Yuchen Pei 1,2, Lisheng Wang 1, Fenqiang Zhao 2, Tao Zhong 2, Lufan Liao 2, Dinggang Shen 2, Gang Li 2
PMCID: PMC7912521  NIHMSID: NIHMS1666981  PMID: 33644782

Abstract

Fetal Magnetic Resonance Imaging (MRI) is challenged by the fetal movements and maternal breathing. Although fast MRI sequences allow artifact free acquisition of individual 2D slices, motion commonly occurs in between slices acquisitions. Motion correction for each slice is thus very important for reconstruction of 3D fetal brain MRI, but is highly operator-dependent and time-consuming. Approaches based on convolutional neural networks (CNNs) have achieved encouraging performance on prediction of 3D motion parameters of arbitrarily oriented 2D slices, which, however, does not capitalize on important brain structural information. To address this problem, we propose a new multi-task learning framework to jointly learn the transformation parameters and tissue segmentation map of each slice, for providing brain anatomical information to guide the mapping from 2D slices to 3D volumetric space in a coarse to fine manner. In the coarse stage, the first network learns the features shared for both regression and segmentation tasks. In the refinement stage, to fully utilize the anatomical information, distance maps constructed based on the coarse segmentation are introduced to the second network. Finally, incorporation of the signed distance maps to guide the regression and segmentation together improves the performance in both tasks. Experimental results indicate that the proposed method achieves superior performance in reducing the motion prediction error and obtaining satisfactory tissue segmentation results simultaneously, compared with state-of-the-art methods.

Keywords: Fetal brain, Motion correction, Anatomical knowledge

1. Introduction

Reconstruction of 3D fetal brain images from multiple motion-corrupted stacks of 2D slices plays an important role for modeling and quantification of prenatal brain development [1,19]. However, high-quality volume reconstruction remains a challenging task due to motion commonly occurring between slice acquisitions. Particularly, fetuses in mid-gestation have relatively large space to stretc.h and rotate. Arbitrary fetal motion can invalidate slice alignment and manual intervention may be necessary. However, manual motion correction in each slice often becomes unfeasible in practice, due to the magnitude of image data involved. Although many methods such as slice-to-volume registration [3,12] are successfully applied to reconstruct fetal brain, they require a coarsely aligned initialization of slices to initialize reconstruction process. Therefore, good initial alignment of 2D slices is critical to reconstruct brain volumetric images.

Recently, there has been an increasing interest in applying deep learning techniques in medical image computing, inspired by the promising results that have been achieved in computer vision. In an effort to speed up slice-to-volume rigid registration and improve its capture range, Miao et al. [9,10] firstly proposed a registration algorithm using CNN regressors in X-ray images. In fetal MRI, deep-learning based methods [4,5,13] have been also used to improve the prediction of slice transformation parameters for motion correction. These approaches share similarity with [7] in computer vision, which relied upon image retrieval [14] that matches the testing image and retrieved image’s intensity information to predict the camera pose. While they are powerful in learning to predict brain position based on intensity information, the multi-layer CNNs only implicitly learn the contour and shape of the brain. Since the brain tissue maps have more explicit semantic information about the anatomical boundary, it can provide key compensatory information to intensity for establishing matching across slices, thus is critical to the robustness of motion correction methods in the fetal brain. The anatomical knowledge can be also applied to improve the segmentation performance in MRI, which has been proved to be effective in [17].

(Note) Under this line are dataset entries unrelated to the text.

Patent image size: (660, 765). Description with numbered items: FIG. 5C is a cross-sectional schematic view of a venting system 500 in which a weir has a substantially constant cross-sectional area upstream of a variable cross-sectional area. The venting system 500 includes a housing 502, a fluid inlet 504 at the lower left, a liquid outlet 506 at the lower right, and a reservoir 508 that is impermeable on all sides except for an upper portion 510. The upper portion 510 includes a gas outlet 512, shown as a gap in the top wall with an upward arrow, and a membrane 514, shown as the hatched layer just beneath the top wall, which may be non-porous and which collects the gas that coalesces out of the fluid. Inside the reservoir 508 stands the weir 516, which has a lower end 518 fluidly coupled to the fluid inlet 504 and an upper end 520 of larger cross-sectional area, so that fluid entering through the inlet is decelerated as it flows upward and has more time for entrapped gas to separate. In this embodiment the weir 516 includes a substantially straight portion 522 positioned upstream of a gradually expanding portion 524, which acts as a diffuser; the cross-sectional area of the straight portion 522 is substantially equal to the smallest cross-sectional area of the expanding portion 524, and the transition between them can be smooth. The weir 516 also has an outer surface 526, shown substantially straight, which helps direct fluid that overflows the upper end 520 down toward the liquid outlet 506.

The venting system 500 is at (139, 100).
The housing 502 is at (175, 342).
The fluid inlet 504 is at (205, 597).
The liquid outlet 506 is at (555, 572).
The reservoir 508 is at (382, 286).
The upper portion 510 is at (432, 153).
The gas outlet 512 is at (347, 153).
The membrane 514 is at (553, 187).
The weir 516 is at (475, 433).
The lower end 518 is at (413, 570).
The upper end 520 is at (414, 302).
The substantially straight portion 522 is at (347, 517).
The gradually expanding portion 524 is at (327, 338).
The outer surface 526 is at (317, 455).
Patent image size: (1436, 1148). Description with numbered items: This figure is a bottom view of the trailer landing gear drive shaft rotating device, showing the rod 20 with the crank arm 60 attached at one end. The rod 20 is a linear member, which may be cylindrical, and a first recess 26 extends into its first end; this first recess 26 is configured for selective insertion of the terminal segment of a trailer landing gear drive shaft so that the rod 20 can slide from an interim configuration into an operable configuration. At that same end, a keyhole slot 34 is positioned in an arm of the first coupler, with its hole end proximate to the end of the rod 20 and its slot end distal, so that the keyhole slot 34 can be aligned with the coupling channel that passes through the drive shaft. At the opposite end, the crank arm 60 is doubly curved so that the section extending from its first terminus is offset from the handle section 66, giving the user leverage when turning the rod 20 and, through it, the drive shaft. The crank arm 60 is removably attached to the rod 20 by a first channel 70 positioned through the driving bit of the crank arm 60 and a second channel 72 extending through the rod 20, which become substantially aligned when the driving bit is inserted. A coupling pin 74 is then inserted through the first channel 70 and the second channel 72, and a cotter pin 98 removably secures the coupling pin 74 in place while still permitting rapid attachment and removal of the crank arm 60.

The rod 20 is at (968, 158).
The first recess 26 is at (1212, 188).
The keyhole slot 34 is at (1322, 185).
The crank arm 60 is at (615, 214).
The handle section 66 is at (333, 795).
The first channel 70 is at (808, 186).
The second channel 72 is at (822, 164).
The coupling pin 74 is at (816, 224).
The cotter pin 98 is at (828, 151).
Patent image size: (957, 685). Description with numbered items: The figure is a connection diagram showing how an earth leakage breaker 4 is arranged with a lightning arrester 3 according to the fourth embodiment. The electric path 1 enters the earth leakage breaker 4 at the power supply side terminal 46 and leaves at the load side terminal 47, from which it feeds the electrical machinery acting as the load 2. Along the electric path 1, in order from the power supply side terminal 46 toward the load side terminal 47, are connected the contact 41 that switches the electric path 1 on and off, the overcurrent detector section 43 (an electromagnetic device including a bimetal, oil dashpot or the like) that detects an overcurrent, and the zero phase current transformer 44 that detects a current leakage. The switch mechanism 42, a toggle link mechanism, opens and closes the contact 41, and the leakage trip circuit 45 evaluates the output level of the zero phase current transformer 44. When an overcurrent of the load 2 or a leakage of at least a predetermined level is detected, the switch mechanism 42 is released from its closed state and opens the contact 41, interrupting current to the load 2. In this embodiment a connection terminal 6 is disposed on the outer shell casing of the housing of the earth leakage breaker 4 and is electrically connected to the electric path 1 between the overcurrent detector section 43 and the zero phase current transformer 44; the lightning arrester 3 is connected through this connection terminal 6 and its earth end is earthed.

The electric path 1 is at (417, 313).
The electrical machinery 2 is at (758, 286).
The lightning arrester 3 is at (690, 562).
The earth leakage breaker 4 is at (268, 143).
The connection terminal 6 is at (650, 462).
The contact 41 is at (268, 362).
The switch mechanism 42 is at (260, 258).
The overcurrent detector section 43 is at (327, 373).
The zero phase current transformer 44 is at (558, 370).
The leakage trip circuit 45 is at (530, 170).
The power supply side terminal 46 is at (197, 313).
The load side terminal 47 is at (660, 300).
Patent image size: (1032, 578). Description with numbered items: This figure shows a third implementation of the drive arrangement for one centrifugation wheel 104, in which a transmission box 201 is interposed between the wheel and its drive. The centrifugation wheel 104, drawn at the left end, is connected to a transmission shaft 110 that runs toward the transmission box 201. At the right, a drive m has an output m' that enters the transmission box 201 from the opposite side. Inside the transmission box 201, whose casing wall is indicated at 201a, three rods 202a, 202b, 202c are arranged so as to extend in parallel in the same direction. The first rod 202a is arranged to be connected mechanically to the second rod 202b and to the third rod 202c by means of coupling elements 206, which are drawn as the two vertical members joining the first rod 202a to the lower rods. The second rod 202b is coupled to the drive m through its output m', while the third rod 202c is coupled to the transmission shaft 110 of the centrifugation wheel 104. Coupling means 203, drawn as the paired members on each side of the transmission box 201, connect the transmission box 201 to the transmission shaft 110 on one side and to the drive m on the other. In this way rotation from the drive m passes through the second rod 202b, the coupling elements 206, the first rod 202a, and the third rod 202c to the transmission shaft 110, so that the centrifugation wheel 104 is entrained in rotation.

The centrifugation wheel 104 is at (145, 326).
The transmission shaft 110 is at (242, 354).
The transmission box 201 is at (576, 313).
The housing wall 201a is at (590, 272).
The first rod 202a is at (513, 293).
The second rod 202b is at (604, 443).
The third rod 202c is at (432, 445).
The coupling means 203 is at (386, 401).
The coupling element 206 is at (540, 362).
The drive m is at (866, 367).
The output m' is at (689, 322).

Therefore, in this paper, for the first time, we present a multi-task learning framework to jointly predict the position and tissue segmentation map of each 2D slice in fetal MRI stacks. Instead of treating these two tasks as independent problems, we optimize the network by simultaneously features shared within regression and segmentation tasks. We show that brain motion correction can be improved by utilizing the association between two tasks. Moreover, the complementary anatomical information from the tissue maps is incorporated in refinement segmentation network to improve the regression and segmentation results. We quantitatively evaluate the regression and segmentation performance using simulated 2D slice data extracted from reconstructed 3D fetal brain MRI. The comparison with other CNN-based 3D motion correction methods indicates that our method is effective in reducing the motion prediction error and obtaining superior tissue segmentation results simultaneously.

2. Method

As illustrated in Fig. 1, our framework is composed of a coarse regression and segmentation network and a multi-stream refinement network. In coarse stage, a multi-output network is designed to predict the transformation parameters and segmentation results jointly. In the refinement stage, signed distance maps of tissue boundaries are introduced to provide additional anatomical contour information. Multi-stream inputs are convoluted by the same encoder structure and shared representation module is added to fuse multiple high-level features to refine predictions and segmentations.

Fig. 1.

Fig. 1.

An illustration of our framework. (a) Coarse regression and segmentation network. (b) Refinement network that uses multi-stream to extract anatomy features and shared representation module to combine multi-source features to make accurate prediction and segmentation.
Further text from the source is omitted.